The body have two defences so to speak. What you can consciously do and what you cant.

You can consciously tell your body to breathe or walk or blink. But the body can also handle these without your input, else we would spend every second thinking like this

“Step, step, breathe in, step, blink, step, breathe out,” you would never get anything done. It would be huge strain on the brain.

Also, the second defense is at a local level. By this, as someone has explained the heart has it’s own nerve system and pacemaker, that doesn’t need a brain to control. Which is why when someone “dies” the heart can actually be restarted, and sometimes bring them back, or sometimes the person is brain dead but the heart can live.
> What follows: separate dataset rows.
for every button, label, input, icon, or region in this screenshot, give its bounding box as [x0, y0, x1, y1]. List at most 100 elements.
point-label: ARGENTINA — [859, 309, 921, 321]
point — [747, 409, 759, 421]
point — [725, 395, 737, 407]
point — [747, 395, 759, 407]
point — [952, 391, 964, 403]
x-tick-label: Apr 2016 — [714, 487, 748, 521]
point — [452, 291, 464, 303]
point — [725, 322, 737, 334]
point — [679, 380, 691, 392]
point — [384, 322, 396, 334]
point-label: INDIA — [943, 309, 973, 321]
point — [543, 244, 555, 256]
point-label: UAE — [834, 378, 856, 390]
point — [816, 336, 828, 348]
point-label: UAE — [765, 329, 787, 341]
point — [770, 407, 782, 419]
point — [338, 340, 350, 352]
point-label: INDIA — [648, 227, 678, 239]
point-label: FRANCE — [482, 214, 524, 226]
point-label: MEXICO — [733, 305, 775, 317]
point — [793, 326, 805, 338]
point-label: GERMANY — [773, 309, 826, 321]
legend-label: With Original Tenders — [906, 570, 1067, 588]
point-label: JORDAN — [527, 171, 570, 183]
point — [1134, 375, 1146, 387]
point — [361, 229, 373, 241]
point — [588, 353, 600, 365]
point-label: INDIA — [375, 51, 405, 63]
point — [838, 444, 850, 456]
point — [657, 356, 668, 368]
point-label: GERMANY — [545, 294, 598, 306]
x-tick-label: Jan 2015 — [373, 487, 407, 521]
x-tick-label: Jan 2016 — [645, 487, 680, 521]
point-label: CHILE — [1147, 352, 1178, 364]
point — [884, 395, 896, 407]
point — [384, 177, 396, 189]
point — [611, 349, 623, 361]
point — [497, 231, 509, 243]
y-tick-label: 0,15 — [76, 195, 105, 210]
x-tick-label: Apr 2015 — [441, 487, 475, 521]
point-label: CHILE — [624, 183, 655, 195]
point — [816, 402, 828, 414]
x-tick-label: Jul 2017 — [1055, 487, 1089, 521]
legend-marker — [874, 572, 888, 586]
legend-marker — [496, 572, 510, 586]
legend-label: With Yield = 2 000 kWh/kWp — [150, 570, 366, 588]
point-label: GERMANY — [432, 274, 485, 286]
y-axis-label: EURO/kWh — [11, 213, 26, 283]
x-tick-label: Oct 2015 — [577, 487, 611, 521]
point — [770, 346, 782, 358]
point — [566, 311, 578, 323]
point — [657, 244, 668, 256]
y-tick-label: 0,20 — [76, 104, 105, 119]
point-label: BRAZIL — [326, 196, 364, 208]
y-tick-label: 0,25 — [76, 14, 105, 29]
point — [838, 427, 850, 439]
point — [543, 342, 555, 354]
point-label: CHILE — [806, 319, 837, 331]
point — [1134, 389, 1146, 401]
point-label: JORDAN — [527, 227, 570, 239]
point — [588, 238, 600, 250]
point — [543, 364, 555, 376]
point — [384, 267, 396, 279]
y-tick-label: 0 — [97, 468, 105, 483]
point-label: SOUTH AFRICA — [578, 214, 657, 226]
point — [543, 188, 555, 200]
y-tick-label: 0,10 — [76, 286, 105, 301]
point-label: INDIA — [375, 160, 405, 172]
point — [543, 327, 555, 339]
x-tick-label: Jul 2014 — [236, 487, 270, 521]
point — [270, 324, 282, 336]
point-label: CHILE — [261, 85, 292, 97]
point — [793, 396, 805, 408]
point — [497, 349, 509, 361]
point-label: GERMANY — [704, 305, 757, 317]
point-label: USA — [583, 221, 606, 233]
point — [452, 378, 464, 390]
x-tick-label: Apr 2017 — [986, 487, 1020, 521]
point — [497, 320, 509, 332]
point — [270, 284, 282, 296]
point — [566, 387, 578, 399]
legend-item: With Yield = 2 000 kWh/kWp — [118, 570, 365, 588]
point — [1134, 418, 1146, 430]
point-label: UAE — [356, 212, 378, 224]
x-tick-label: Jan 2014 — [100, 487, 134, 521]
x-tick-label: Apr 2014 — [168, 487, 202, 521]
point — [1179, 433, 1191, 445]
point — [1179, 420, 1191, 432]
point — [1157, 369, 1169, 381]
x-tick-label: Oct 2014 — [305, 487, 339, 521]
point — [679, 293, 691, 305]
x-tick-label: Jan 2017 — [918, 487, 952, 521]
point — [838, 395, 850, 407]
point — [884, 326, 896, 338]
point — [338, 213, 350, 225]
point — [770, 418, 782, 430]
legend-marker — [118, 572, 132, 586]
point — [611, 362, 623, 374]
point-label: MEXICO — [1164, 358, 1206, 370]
Which is why a heart transplant can be done. The organ can control it self.

Another example is the spine. If you stub your toe , what happens is the toe senses danger, that travels up the foot, up the leg and into the spine. Now instead of going to the brain only, the spine will tell the leg to pull away quickly, in doing so it also knows to throw your weight to the other leg to balance. All that is done without a brain!

There was a study done, nasty to see. Where they cut the brain stem of a cat, and put it onto a treadmill. The “dead” cat was able to walk and step over a hurdle, all without any input from the brain.

You may have heard of the headless chicken? True story. No brain, but it lived based purely on body reaction alone.